N. 11 - 20 giu 2012
International info a cura di Cecilia Migali
Scientists have developed an X-ray imaging method that could drastically improve the contrast of computed tomography (Ct) scans whilst reducing the radiation dose deposited during the scan. The new method is based on the combination of the high contrast obtained by an X-ray technique known as grating interferometry with the three-dimensional capabilities of Ct. It is also compatible with clinical Ct apparatus, where an X-ray source and detector rotate continuously around the patient during the scan. The results of their research are published in Pnas.
The main author of the paper is Irene Zanette from the European Synchrotron Radiation Facility Esrf (Grenoble, Fance) and Technical University of Munich Tum (Germany), and the team also comprises scientists from the Paul Scherrer Institute Psi (Villigen, Switzerland), the Karlsruhe Institute of Technology Kit (Germany) and Synchrotron Soleil (Gif-sur-Yvette, France).
In the past years, a lot of effort has therefore been put into the development of new X-ray imaging techniques that do not rely solely on absorption but increase the contrast through the observation of other types of interaction between X-rays and matter. Of these new methods, a very promising one is the so-called 'X-ray grating interferometry', in which microstructures, gratings developed at Psi and Kit, serve as optical elements for X-rays.
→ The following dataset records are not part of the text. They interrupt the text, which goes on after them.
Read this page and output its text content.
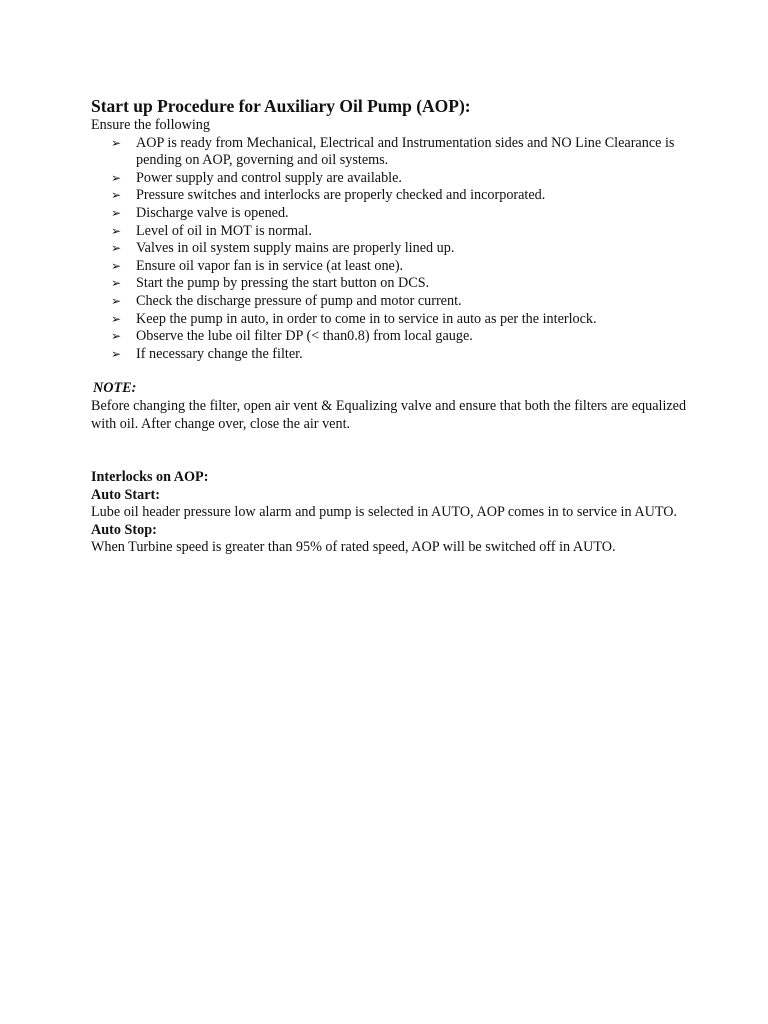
Start up Procedure for Auxiliary Oil Pump (AOP):

Ensure the following

➢ AOP is ready from Mechanical, Electrical and Instrumentation sides and NO Line Clearance is pending on AOP, governing and oil systems.
➢ Power supply and control supply are available.
➢ Pressure switches and interlocks are properly checked and incorporated.
➢ Discharge valve is opened.
➢ Level of oil in MOT is normal.
➢ Valves in oil system supply mains are properly lined up.
➢ Ensure oil vapor fan is in service (at least one).
➢ Start the pump by pressing the start button on DCS.
➢ Check the discharge pressure of pump and motor current.
➢ Keep the pump in auto, in order to come in to service in auto as per the interlock.
➢ Observe the lube oil filter DP (< than0.8) from local gauge.
➢ If necessary change the filter.

NOTE:

Before changing the filter, open air vent & Equalizing valve and ensure that both the filters are equalized with oil. After change over, close the air vent.

Interlocks on AOP:

Auto Start:

Lube oil header pressure low alarm and pump is selected in AUTO, AOP comes in to service in AUTO.

Auto Stop:

When Turbine speed is greater than 95% of rated speed, AOP will be switched off in AUTO.
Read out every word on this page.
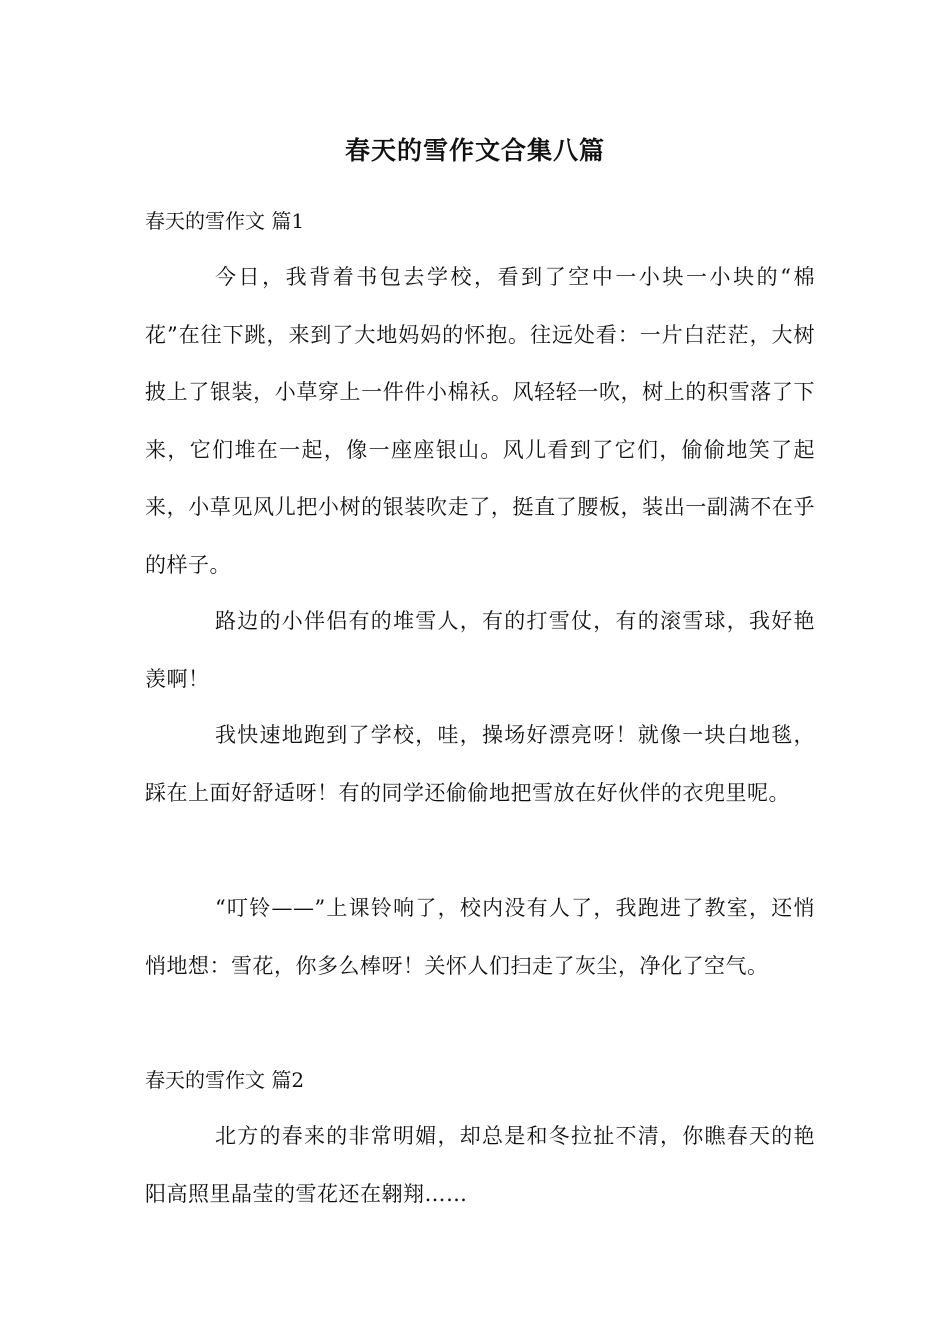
春天的雪作文合集八篇
春天的雪作文 篇1

今日，我背着书包去学校，看到了空中一小块一小块的“棉花”在往下跳，来到了大地妈妈的怀抱。往远处看：一片白茫茫，大树披上了银装，小草穿上一件件小棉袄。风轻轻一吹，树上的积雪落了下来，它们堆在一起，像一座座银山。风儿看到了它们，偷偷地笑了起来，小草见风儿把小树的银装吹走了，挺直了腰板，装出一副满不在乎的样子。

路边的小伴侣有的堆雪人，有的打雪仗，有的滚雪球，我好艳羡啊！

我快速地跑到了学校，哇，操场好漂亮呀！就像一块白地毯，踩在上面好舒适呀！有的同学还偷偷地把雪放在好伙伴的衣兜里呢。

“叮铃——”上课铃响了，校内没有人了，我跑进了教室，还悄悄地想：雪花，你多么棒呀！关怀人们扫走了灰尘，净化了空气。

春天的雪作文 篇2

北方的春来的非常明媚，却总是和冬拉扯不清，你瞧春天的艳阳高照里晶莹的雪花还在翱翔……
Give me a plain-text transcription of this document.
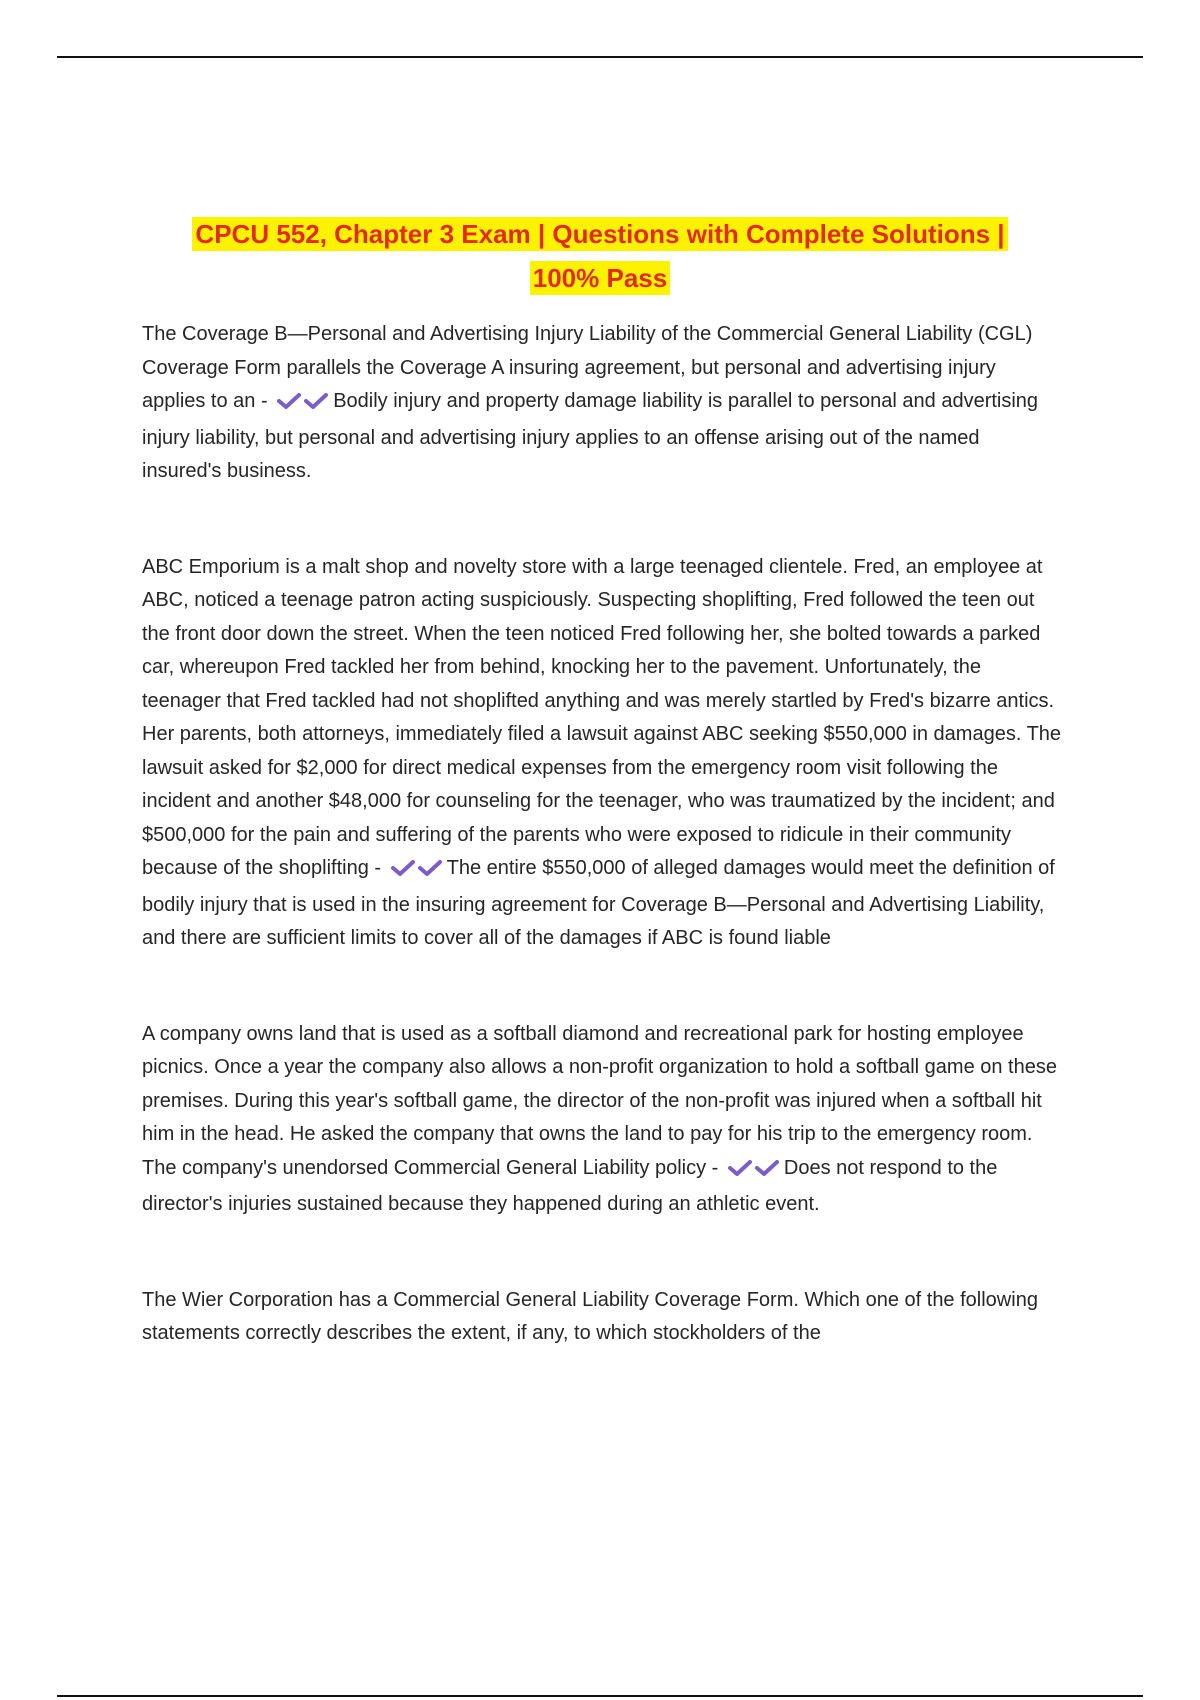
CPCU 552, Chapter 3 Exam | Questions with Complete Solutions |
100% Pass

The Coverage B—Personal and Advertising Injury Liability of the Commercial General Liability (CGL) Coverage Form parallels the Coverage A insuring agreement, but personal and advertising injury applies to an -	Bodily injury and property damage liability is parallel to personal and advertising injury liability, but personal and advertising injury applies to an offense arising out of the named insured's business.

ABC Emporium is a malt shop and novelty store with a large teenaged clientele. Fred, an employee at ABC, noticed a teenage patron acting suspiciously. Suspecting shoplifting, Fred followed the teen out the front door down the street. When the teen noticed Fred following her, she bolted towards a parked car, whereupon Fred tackled her from behind, knocking her to the pavement. Unfortunately, the teenager that Fred tackled had not shoplifted anything and was merely startled by Fred's bizarre antics. Her parents, both attorneys, immediately filed a lawsuit against ABC seeking $550,000 in damages. The lawsuit asked for $2,000 for direct medical expenses from the emergency room visit following the incident and another $48,000 for counseling for the teenager, who was traumatized by the incident; and $500,000 for the pain and suffering of the parents who were exposed to ridicule in their community because of the shoplifting -	The entire $550,000 of alleged damages would meet the definition of bodily injury that is used in the insuring agreement for Coverage B—Personal and Advertising Liability, and there are sufficient limits to cover all of the damages if ABC is found liable

A company owns land that is used as a softball diamond and recreational park for hosting employee picnics. Once a year the company also allows a non-profit organization to hold a softball game on these premises. During this year's softball game, the director of the non-profit was injured when a softball hit him in the head. He asked the company that owns the land to pay for his trip to the emergency room. The company's unendorsed Commercial General Liability policy -	Does not respond to the director's injuries sustained because they happened during an athletic event.

The Wier Corporation has a Commercial General Liability Coverage Form. Which one of the following statements correctly describes the extent, if any, to which stockholders of the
The team of scientists has now made an important step towards clinical implementation of this technique - a new measurement protocol called 'sliding window' technique. "We wanted to shorten the gap between the potential offered by this extremely powerful technique and its application in the biomedical field. Our sliding window method reduces the dose and acquisition time and makes grating interferometry compatible with the continuous rotation of the gantry used in clinical Ct", says Timm Weitkamp from Synchrotron Soleil.
To demonstrate the exceptional resolution of the new technique, various soft tissue body parts of a small mammalian specimen, a rat, were imaged. Within the tests, rendered in 3D, minute details are visible such as the individual seminiferous tubules, tiny tubes in which sperm cells are formed. "These structures are simply invisible in standard Ct, even in high-resolution setups - not only because of their tiny size, but even more so because they hardly give any contrast", explains Zanette, who was recently presented the Esrf Young Scientist Award for her work.